Darion Ouliguian, 22, from Temecula, Calif., also reported a positive personal impact from his time in Israel in the winter of 2018. For him as a Christian, he said, it was “critical for my faith to visit the land of the Bible,” and “to see and witness the realities happening on the ground for myself.”
The trip, Ouliguian told JNS, “affirmed my faith in my God and the Bible, and that I was able to witness the very places where God had interacted with his people. Additionally, this experience allowed me to grow closer to the Jewish people by listening to their stories, seeing how they live their daily lives and witnessing the diversity of the Jewish people.”
Ouliguian returned to Israel this winter for the Passages fellowship program, helping to lead the trip on a bus with first-time participants.
“The more I visit Israel, the more I understand the need to share what I had witnessed and to continue to stand alongside the Jewish people,” he added. “With the rise of anti-Semitism around the world, now is the time for the future leaders to witness the realities that are truly happening on the ground and to interact with the Jewish people.”
‘A part of this land’
At the mega event on Jan. 2, various American and Israeli leaders similarly commented on the importance of the program.
Addressing the students, U.S. Ambassador to Israel David Friedman said, “At a time when many academic institutions can no longer be trusted to provide an honest and objective perspective on Israel, it is more important than ever that young student leaders have the opportunity to see the true picture for themselves.”
Michael Oren, former Knesset member and Israeli ambassador to the United States, remarked, “When you travel through this country, you have to know that this country belongs to you, too. It belongs to you because of what you believe in because this is part of your faith. Your faith gives you a part of this land and a part of this sacred city.”

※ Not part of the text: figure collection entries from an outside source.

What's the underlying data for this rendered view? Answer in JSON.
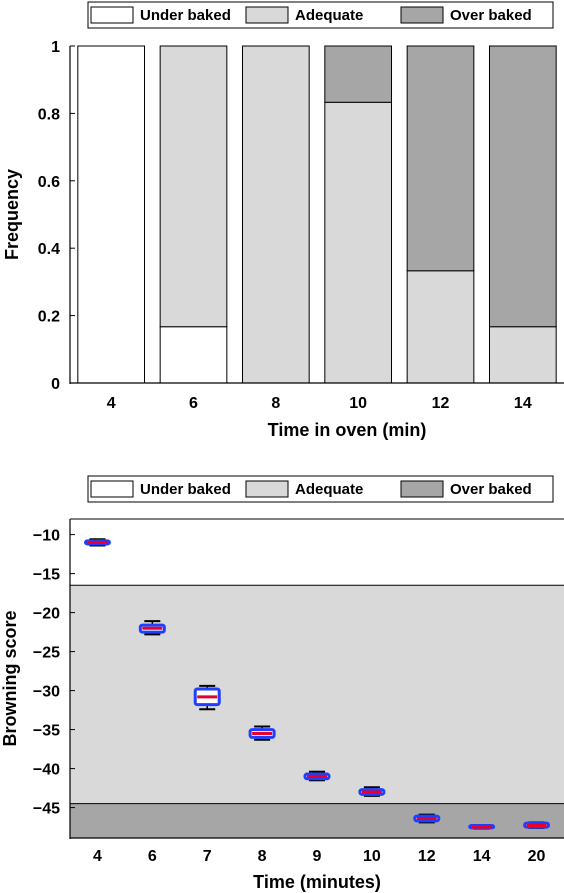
{
  "chart_data": [
    {
      "type": "bar",
      "stacked": true,
      "categories": [
        "4",
        "6",
        "8",
        "10",
        "12",
        "14"
      ],
      "series": [
        {
          "name": "Under baked",
          "values": [
            1.0,
            0.167,
            0.0,
            0.0,
            0.0,
            0.0
          ]
        },
        {
          "name": "Adequate",
          "values": [
            0.0,
            0.833,
            1.0,
            0.833,
            0.333,
            0.167
          ]
        },
        {
          "name": "Over baked",
          "values": [
            0.0,
            0.0,
            0.0,
            0.167,
            0.667,
            0.833
          ]
        }
      ],
      "xlabel": "Time in oven (min)",
      "ylabel": "Frequency",
      "ylim": [
        0,
        1
      ],
      "yticks": [
        0,
        0.2,
        0.4,
        0.6,
        0.8,
        1
      ],
      "ytick_labels": [
        "0",
        "0.2",
        "0.4",
        "0.6",
        "0.8",
        "1"
      ],
      "legend": {
        "placement": "top",
        "entries": [
          "Under baked",
          "Adequate",
          "Over baked"
        ]
      },
      "grid": false
    },
    {
      "type": "box",
      "categories": [
        "4",
        "6",
        "7",
        "8",
        "9",
        "10",
        "12",
        "14",
        "20"
      ],
      "boxes": [
        {
          "median": -11.0,
          "q1": -11.2,
          "q3": -10.8,
          "whisker_low": -11.4,
          "whisker_high": -10.6
        },
        {
          "median": -22.0,
          "q1": -22.5,
          "q3": -21.6,
          "whisker_low": -22.8,
          "whisker_high": -21.1
        },
        {
          "median": -30.8,
          "q1": -31.8,
          "q3": -29.8,
          "whisker_low": -32.4,
          "whisker_high": -29.4
        },
        {
          "median": -35.5,
          "q1": -36.0,
          "q3": -35.0,
          "whisker_low": -36.3,
          "whisker_high": -34.6
        },
        {
          "median": -41.0,
          "q1": -41.3,
          "q3": -40.7,
          "whisker_low": -41.5,
          "whisker_high": -40.4
        },
        {
          "median": -43.0,
          "q1": -43.3,
          "q3": -42.7,
          "whisker_low": -43.5,
          "whisker_high": -42.4
        },
        {
          "median": -46.4,
          "q1": -46.7,
          "q3": -46.1,
          "whisker_low": -46.9,
          "whisker_high": -45.9
        },
        {
          "median": -47.5,
          "q1": -47.6,
          "q3": -47.3,
          "whisker_low": -47.7,
          "whisker_high": -47.3
        },
        {
          "median": -47.3,
          "q1": -47.5,
          "q3": -47.0,
          "whisker_low": -47.6,
          "whisker_high": -46.9
        }
      ],
      "bands": [
        {
          "name": "Under baked",
          "from": -16.5,
          "to": -8.0
        },
        {
          "name": "Adequate",
          "from": -44.5,
          "to": -16.5
        },
        {
          "name": "Over baked",
          "from": -48.9,
          "to": -44.5
        }
      ],
      "xlabel": "Time (minutes)",
      "ylabel": "Browning score",
      "ylim": [
        -48.9,
        -8.0
      ],
      "yticks": [
        -10,
        -15,
        -20,
        -25,
        -30,
        -35,
        -40,
        -45
      ],
      "ytick_labels": [
        "−10",
        "−15",
        "−20",
        "−25",
        "−30",
        "−35",
        "−40",
        "−45"
      ],
      "legend": {
        "placement": "top",
        "entries": [
          "Under baked",
          "Adequate",
          "Over baked"
        ]
      },
      "colors": {
        "box_edge": "#1f3fff",
        "median": "#e8002a",
        "whisker": "#000000"
      },
      "grid": false
    }
  ],
  "colors": {
    "under_baked": "#ffffff",
    "adequate": "#d9d9d9",
    "over_baked": "#a6a6a6",
    "axis": "#000000"
  }
}
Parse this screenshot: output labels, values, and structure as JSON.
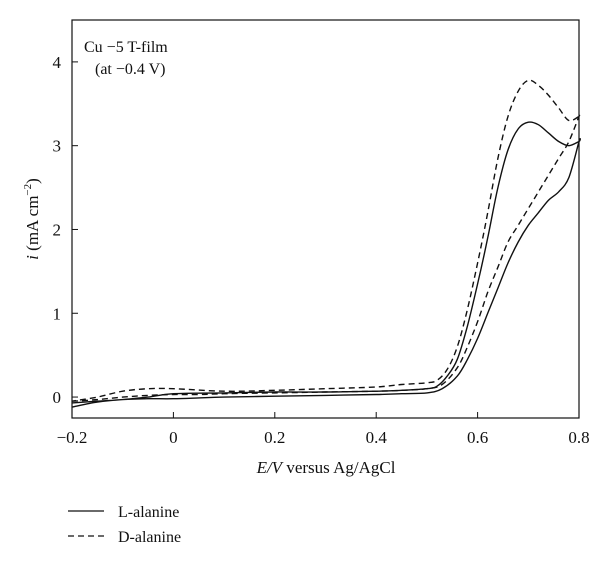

“Never in history has there been a time like this, when Christians and Jews can gather around shared values—values that come from the Bible, a book we both share—to make the world a better place,” added co-founder Robert Nicholson. Passages, he told JNS, catalyzes a “latent love of scripture through an immersive experience in the land, creating a historic win for both Jews and Christians, and indeed, everyone who lives there.”
Rivka Kidron, co-founder of the program, told JNS that since its establishment, Passages has shown its students, who she called the religious, business, social and political leaders of tomorrow, “the land and its people, showing the complex reality and building empathy.”
For young Christians, she said, the experience “unveils the full cultural and historical context of their faith, strengthening their connection to Christianity at a key moment in their lives.”
As a result, she said, “thousands of students have come home from Israel with a renewed passion and purpose.”